Detect anomalous traffic patterns in a captured PCAP file using Wireshark.

Scenario

You are working as a cybersecurity analyst in a company that recently experienced unusual network behavior. The Security Operations Center (SOC) has provided you with a captured network traffic file (suspicious_traffic.pcap) suspected of containing traces of malicious activity. Your task is to thoroughly investigate this file, identify any suspicious domains and IP connections, and document your findings. Your analysis could be critical in preventing a potential security breach!

Lab Instructions

Step 1: Open the Provided PCAP File

• Launch Wireshark on your system.
• Go to File > Open and select the provided file suspicious_traffic.pcap.

Step 2: Analyze DNS Queries

• In the Display Filter bar, type dns and press Enter to view all DNS query traffic.
• Carefully review the domain names queried.
  • Look for domains with random characters (e.g., x1y2z3abcd.com).
  • Check for unusual or unknown domains.
• Tip: Malicious domains often use confusing or obfuscated names.

Step 3: Filter and Inspect TCP Streams

• In the Display Filter bar, type tcp and press Enter to view TCP traffic.
• Right-click on suspicious packets and choose Follow > TCP Stream to examine the conversation.
• Identify any connections to known malicious IPs or irregular traffic behavior.
  • Hint: Look for connections on uncommon ports or repeated failed attempts to connect.

Step 4: Document Your Findings

• Create a report with the following details:
  • List of suspicious domain names detected from DNS queries.
  • Suspicious IP addresses discovered in TCP streams.
  • Evidence suggesting potential malicious behavior (e.g., command-and-control communication, data exfiltration patterns).
  • Screenshots of key packets or streams supporting your findings.

Step 5: Cross-Reference IPs and Domains (Optional)

• Use public threat intelligence tools like VirusTotal or AbuseIPDB to check if the identified domains/IPs are flagged as malicious.

Solution & Explanation

Analyzing DNS Traffic

• Unusual Domains: Domains with random alphanumeric characters may indicate domain generation algorithms (DGA) often used in malware.
• Frequent Queries: Repeated DNS requests to a single domain could signal command-and-control (C2) communication.

Identifying Malicious TCP Connections

• Uncommon Ports: Traffic on non-standard ports (e.g., port 4444, 1337) can be a red flag.
• Suspicious IPs: Connections to blacklisted or foreign IPs outside of normal business operations may suggest data exfiltration or malware activity.

Testing & Verification

• Confirm that DNS queries show unusual domains.
• Validate TCP streams for irregular or persistent communication patterns.
• Cross-check suspicious domains and IPs with online threat databases.

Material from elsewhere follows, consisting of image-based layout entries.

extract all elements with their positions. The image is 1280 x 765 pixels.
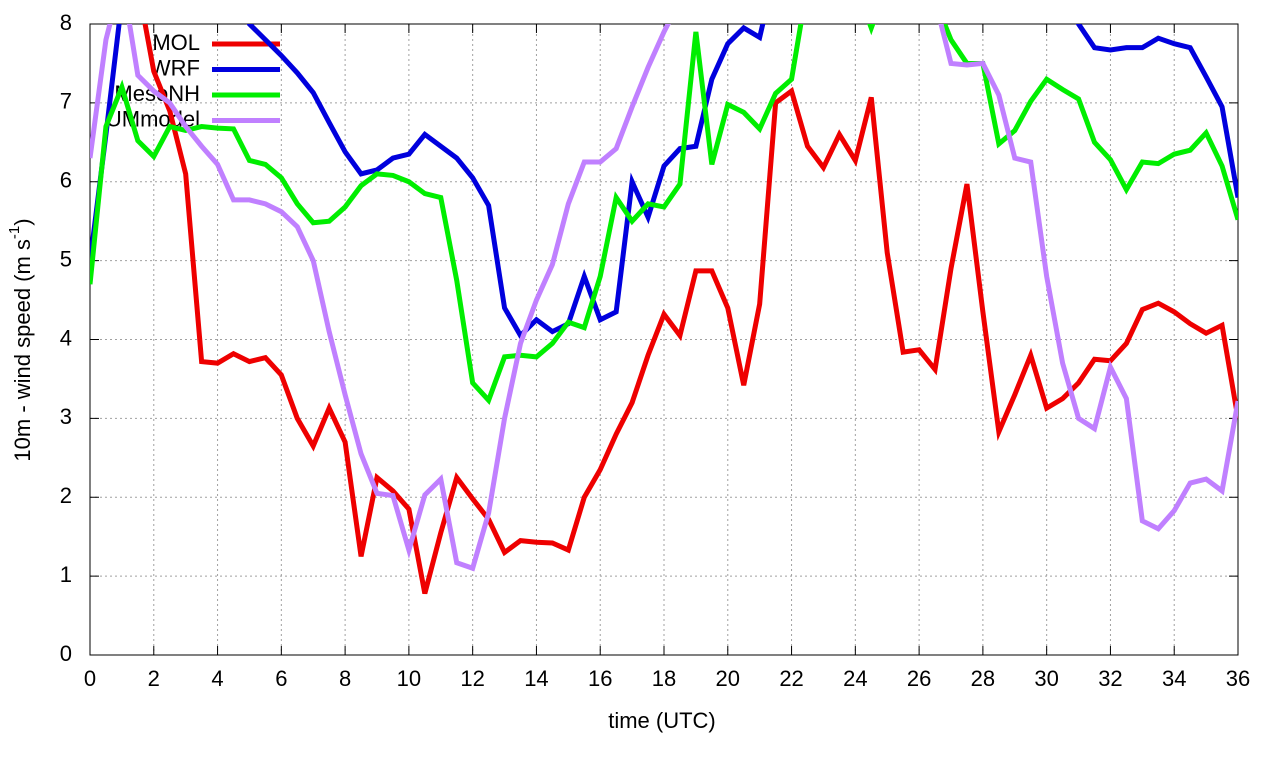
x-tick-label: 18 xyxy=(652,666,676,691)
x-tick-label: 0 xyxy=(84,666,96,691)
x-tick-label: 16 xyxy=(588,666,612,691)
y-axis-title-sup: -1 xyxy=(6,226,23,239)
plot-area xyxy=(90,24,1238,595)
x-tick-label: 8 xyxy=(339,666,351,691)
x-tick-label: 32 xyxy=(1098,666,1122,691)
x-tick-label: 10 xyxy=(397,666,421,691)
x-tick-label: 6 xyxy=(275,666,287,691)
x-tick-label: 22 xyxy=(779,666,803,691)
y-tick-label: 3 xyxy=(60,404,72,429)
x-tick-label: 24 xyxy=(843,666,867,691)
legend-label: MOL xyxy=(152,30,200,55)
data-line xyxy=(142,24,1238,595)
x-tick-label: 36 xyxy=(1226,666,1250,691)
y-tick-label: 8 xyxy=(60,10,72,35)
y-axis-title: 10m - wind speed (m s-1) xyxy=(6,218,35,461)
x-tick-label: 4 xyxy=(211,666,223,691)
x-tick-label: 12 xyxy=(460,666,484,691)
y-tick-label: 4 xyxy=(60,325,72,350)
y-tick-label: 5 xyxy=(60,246,72,271)
y-tick-label: 7 xyxy=(60,89,72,114)
x-tick-label: 28 xyxy=(971,666,995,691)
data-line xyxy=(90,24,1238,405)
x-tick-label: 2 xyxy=(148,666,160,691)
x-tick-label: 20 xyxy=(716,666,740,691)
plot-border xyxy=(89,23,1239,656)
x-tick-label: 34 xyxy=(1162,666,1186,691)
x-tick-label: 14 xyxy=(524,666,548,691)
y-tick-label: 0 xyxy=(60,641,72,666)
y-tick-label: 2 xyxy=(60,483,72,508)
x-tick-label: 30 xyxy=(1034,666,1058,691)
y-axis-title-text: 10m - wind speed (m s xyxy=(10,239,35,462)
x-tick-label: 26 xyxy=(907,666,931,691)
data-line xyxy=(90,24,1238,340)
data-line xyxy=(90,24,1238,572)
y-tick-label: 6 xyxy=(60,168,72,193)
y-tick-label: 1 xyxy=(60,562,72,587)
x-axis-title: time (UTC) xyxy=(608,708,716,733)
y-axis-title-end: ) xyxy=(10,218,35,225)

Additional Script (Optional)

To automate detection of suspicious domains in a PCAP file, use the following tshark command:

# Extract all DNS queries from the PCAP file
sudo tshark -r suspicious_traffic.pcap -Y "dns" -T fields -e dns.qry.name | sort | uniq -c | sort -nr

This command lists all unique domain names queried and how many times they appear.

Conclusion

By completing this exercise, you’ve practiced identifying suspicious network traffic using DNS and TCP analysis in Wireshark. Recognizing anomalies in network data is a vital skill in cybersecurity defense, helping to detect and mitigate potential threats before they escalate.